In the P.Q. Nguyen and I.E. Shparlinski, The Insecurity of the Digital Signature Algorithm with Partially Known Nonces, Journal of Cryptology, vol. 15, no. 3, pp. 151–176, Springer, 2002 on the page 157 the author says:
This is done by considering the (d + 1)-dimensional lattice $L(q, \ell, t_1,..., t_d)$ spanned by the rows of the following matrix:
$\begin{pmatrix} q & 0 & \dots & 0 & 0 \\ 0 & q & \ddots & \vdots & \vdots \\ \vdots & \ddots & \ddots & 0 & \vdots \\ 0 & \dots & 0 & q & 0 \\ t_1 & \dots & \dots & t_d & 1/2^{\ell+1} \end{pmatrix}$
How $L(q, \ell, t_1,..., t_d)$ might be (d+1) dimensional? (It has d+2 dimensions: q, $\ell$ and d numbers of t)
How lattice can be spanned by the rows of the matrix?
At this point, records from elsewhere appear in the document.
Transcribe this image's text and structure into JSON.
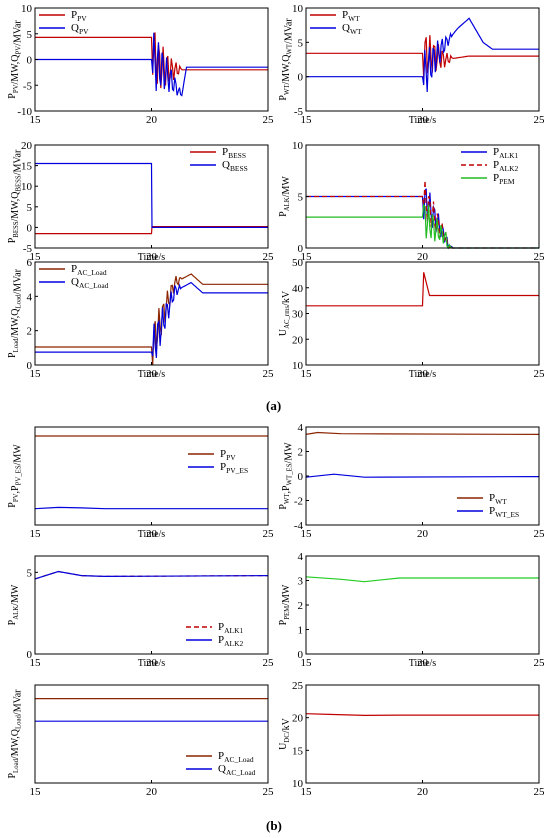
{
  "figure": {
    "label_a": "(a)",
    "label_b": "(b)"
  },
  "chart_data": [
    {
      "id": "a1",
      "type": "line",
      "ylabel": "P_PV/MW,Q_PV/MVar",
      "xlabel": "",
      "xlim": [
        15,
        25
      ],
      "ylim": [
        -10,
        10
      ],
      "xticks": [
        15,
        20,
        25
      ],
      "yticks": [
        -10,
        -5,
        0,
        5,
        10
      ],
      "legend": "top-left",
      "series": [
        {
          "name": "P_PV",
          "color": "#c00000",
          "points": [
            [
              15,
              4.3
            ],
            [
              20,
              4.3
            ],
            [
              20.2,
              -1
            ],
            [
              20.8,
              -2
            ],
            [
              25,
              -2
            ]
          ]
        },
        {
          "name": "Q_PV",
          "color": "#0000dd",
          "points": [
            [
              15,
              0
            ],
            [
              20,
              0
            ],
            [
              20.5,
              -2
            ],
            [
              21.0,
              -5
            ],
            [
              21.3,
              -7
            ],
            [
              21.5,
              -1.5
            ],
            [
              25,
              -1.5
            ]
          ]
        }
      ]
    },
    {
      "id": "a2",
      "type": "line",
      "ylabel": "P_WT/MW,Q_WT/MVar",
      "xlabel": "Time/s",
      "xlim": [
        15,
        25
      ],
      "ylim": [
        -5,
        10
      ],
      "xticks": [
        15,
        20,
        25
      ],
      "yticks": [
        -5,
        0,
        5,
        10
      ],
      "legend": "top-left",
      "series": [
        {
          "name": "P_WT",
          "color": "#c00000",
          "points": [
            [
              15,
              3.4
            ],
            [
              20,
              3.4
            ],
            [
              21,
              2.5
            ],
            [
              22,
              3.0
            ],
            [
              25,
              3.0
            ]
          ]
        },
        {
          "name": "Q_WT",
          "color": "#0000dd",
          "points": [
            [
              15,
              0
            ],
            [
              20,
              0
            ],
            [
              20.8,
              4
            ],
            [
              21.5,
              7
            ],
            [
              22.0,
              8.5
            ],
            [
              22.6,
              5
            ],
            [
              23,
              4
            ],
            [
              25,
              4
            ]
          ]
        }
      ]
    },
    {
      "id": "a3",
      "type": "line",
      "ylabel": "P_BESS/MW,Q_BESS/MVar",
      "xlabel": "Time/s",
      "xlim": [
        15,
        25
      ],
      "ylim": [
        -5,
        20
      ],
      "xticks": [
        15,
        20,
        25
      ],
      "yticks": [
        -5,
        0,
        5,
        10,
        15,
        20
      ],
      "legend": "top-right",
      "series": [
        {
          "name": "P_BESS",
          "color": "#c00000",
          "points": [
            [
              15,
              -1.5
            ],
            [
              20,
              -1.5
            ],
            [
              20.02,
              0.2
            ],
            [
              25,
              0.2
            ]
          ]
        },
        {
          "name": "Q_BESS",
          "color": "#0000dd",
          "points": [
            [
              15,
              15.5
            ],
            [
              20,
              15.5
            ],
            [
              20.02,
              0
            ],
            [
              25,
              0
            ]
          ]
        }
      ]
    },
    {
      "id": "a4",
      "type": "line",
      "ylabel": "P_ALK/MW",
      "xlabel": "",
      "xlim": [
        15,
        25
      ],
      "ylim": [
        0,
        10
      ],
      "xticks": [
        15,
        20,
        25
      ],
      "yticks": [
        0,
        5,
        10
      ],
      "legend": "top-right",
      "series": [
        {
          "name": "P_ALK1",
          "color": "#0000dd",
          "points": [
            [
              15,
              5
            ],
            [
              20,
              5
            ],
            [
              21,
              1
            ],
            [
              21.1,
              0
            ],
            [
              25,
              0
            ]
          ]
        },
        {
          "name": "P_ALK2",
          "color": "#c00000",
          "dash": true,
          "points": [
            [
              15,
              5
            ],
            [
              20,
              5
            ],
            [
              21,
              1
            ],
            [
              21.1,
              0
            ],
            [
              25,
              0
            ]
          ]
        },
        {
          "name": "P_PEM",
          "color": "#22bb22",
          "points": [
            [
              15,
              3
            ],
            [
              20,
              3
            ],
            [
              21,
              1
            ],
            [
              21.1,
              0
            ],
            [
              25,
              0
            ]
          ]
        }
      ]
    },
    {
      "id": "a5",
      "type": "line",
      "ylabel": "P_Load/MW,Q_Load/MVar",
      "xlabel": "Time/s",
      "xlim": [
        15,
        25
      ],
      "ylim": [
        0,
        6
      ],
      "xticks": [
        15,
        20,
        25
      ],
      "yticks": [
        0,
        2,
        4,
        6
      ],
      "legend": "top-left",
      "series": [
        {
          "name": "P_AC_Load",
          "color": "#8b2500",
          "points": [
            [
              15,
              1.05
            ],
            [
              20,
              1.05
            ],
            [
              21,
              4.8
            ],
            [
              21.7,
              5.3
            ],
            [
              22.2,
              4.7
            ],
            [
              25,
              4.7
            ]
          ]
        },
        {
          "name": "Q_AC_Load",
          "color": "#0000dd",
          "points": [
            [
              15,
              0.75
            ],
            [
              20,
              0.75
            ],
            [
              21,
              4.3
            ],
            [
              21.7,
              4.8
            ],
            [
              22.2,
              4.2
            ],
            [
              25,
              4.2
            ]
          ]
        }
      ]
    },
    {
      "id": "a6",
      "type": "line",
      "ylabel": "U_AC_rms/kV",
      "xlabel": "Time/s",
      "xlim": [
        15,
        25
      ],
      "ylim": [
        10,
        50
      ],
      "xticks": [
        15,
        20,
        25
      ],
      "yticks": [
        10,
        20,
        30,
        40,
        50
      ],
      "legend": "none",
      "series": [
        {
          "name": "",
          "color": "#c00000",
          "points": [
            [
              15,
              33
            ],
            [
              20,
              33
            ],
            [
              20.05,
              46
            ],
            [
              20.3,
              37
            ],
            [
              25,
              37
            ]
          ]
        }
      ]
    },
    {
      "id": "b1",
      "type": "line",
      "ylabel": "P_PV,P_PV_ES/MW",
      "xlabel": "Time/s",
      "xlim": [
        15,
        25
      ],
      "ylim": [
        -1,
        5
      ],
      "xticks": [
        15,
        20,
        25
      ],
      "yticks": [],
      "legend": "right",
      "series": [
        {
          "name": "P_PV",
          "color": "#8b2500",
          "points": [
            [
              15,
              4.45
            ],
            [
              25,
              4.45
            ]
          ]
        },
        {
          "name": "P_PV_ES",
          "color": "#0000dd",
          "points": [
            [
              15,
              0
            ],
            [
              16,
              0.08
            ],
            [
              17,
              0.05
            ],
            [
              18,
              0
            ],
            [
              20,
              0
            ],
            [
              25,
              0
            ]
          ]
        }
      ]
    },
    {
      "id": "b2",
      "type": "line",
      "ylabel": "P_WT,P_WT_ES/MW",
      "xlabel": "",
      "xlim": [
        15,
        25
      ],
      "ylim": [
        -4,
        4
      ],
      "xticks": [
        15,
        20,
        25
      ],
      "yticks": [
        -4,
        -2,
        0,
        2,
        4
      ],
      "legend": "bottom-right",
      "series": [
        {
          "name": "P_WT",
          "color": "#8b2500",
          "points": [
            [
              15,
              3.4
            ],
            [
              15.5,
              3.55
            ],
            [
              16.5,
              3.45
            ],
            [
              25,
              3.4
            ]
          ]
        },
        {
          "name": "P_WT_ES",
          "color": "#0000dd",
          "points": [
            [
              15,
              -0.1
            ],
            [
              16.2,
              0.15
            ],
            [
              17.5,
              -0.1
            ],
            [
              25,
              -0.05
            ]
          ]
        }
      ]
    },
    {
      "id": "b3",
      "type": "line",
      "ylabel": "P_ALK/MW",
      "xlabel": "Time/s",
      "xlim": [
        15,
        25
      ],
      "ylim": [
        0,
        6
      ],
      "xticks": [
        15,
        20,
        25
      ],
      "yticks": [
        0,
        5
      ],
      "legend": "bottom-right",
      "series": [
        {
          "name": "P_ALK1",
          "color": "#c00000",
          "dash": true,
          "points": [
            [
              15,
              4.6
            ],
            [
              16,
              5.05
            ],
            [
              17,
              4.8
            ],
            [
              18,
              4.75
            ],
            [
              25,
              4.8
            ]
          ]
        },
        {
          "name": "P_ALK2",
          "color": "#0000dd",
          "points": [
            [
              15,
              4.6
            ],
            [
              16,
              5.05
            ],
            [
              17,
              4.8
            ],
            [
              18,
              4.75
            ],
            [
              25,
              4.8
            ]
          ]
        }
      ]
    },
    {
      "id": "b4",
      "type": "line",
      "ylabel": "P_PEM/MW",
      "xlabel": "Time/s",
      "xlim": [
        15,
        25
      ],
      "ylim": [
        0,
        4
      ],
      "xticks": [
        15,
        20,
        25
      ],
      "yticks": [
        0,
        1,
        2,
        3,
        4
      ],
      "legend": "none",
      "series": [
        {
          "name": "",
          "color": "#22cc22",
          "points": [
            [
              15,
              3.15
            ],
            [
              16.5,
              3.05
            ],
            [
              17.5,
              2.95
            ],
            [
              19,
              3.1
            ],
            [
              25,
              3.1
            ]
          ]
        }
      ]
    },
    {
      "id": "b5",
      "type": "line",
      "ylabel": "P_Load/MW,Q_Load/MVar",
      "xlabel": "",
      "xlim": [
        15,
        25
      ],
      "ylim": [
        0,
        1.3
      ],
      "xticks": [
        15,
        20,
        25
      ],
      "yticks": [],
      "legend": "bottom-right",
      "series": [
        {
          "name": "P_AC_Load",
          "color": "#8b2500",
          "points": [
            [
              15,
              1.12
            ],
            [
              25,
              1.12
            ]
          ]
        },
        {
          "name": "Q_AC_Load",
          "color": "#0000dd",
          "points": [
            [
              15,
              0.82
            ],
            [
              25,
              0.82
            ]
          ]
        }
      ]
    },
    {
      "id": "b6",
      "type": "line",
      "ylabel": "U_DC/kV",
      "xlabel": "",
      "xlim": [
        15,
        25
      ],
      "ylim": [
        10,
        25
      ],
      "xticks": [
        15,
        20,
        25
      ],
      "yticks": [
        10,
        15,
        20,
        25
      ],
      "legend": "none",
      "series": [
        {
          "name": "",
          "color": "#c00000",
          "points": [
            [
              15,
              20.6
            ],
            [
              16,
              20.5
            ],
            [
              17.5,
              20.35
            ],
            [
              19,
              20.4
            ],
            [
              25,
              20.4
            ]
          ]
        }
      ]
    }
  ]
}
What does it means? Maybe that means that we need to multiply the matrix by the basis (in vector-column representation) of the lattice?
(Please give the answer or point the to literature)
For the first question, I understand, that $q, \ell, t_1,..., t_d$ is the parameters not a dimension.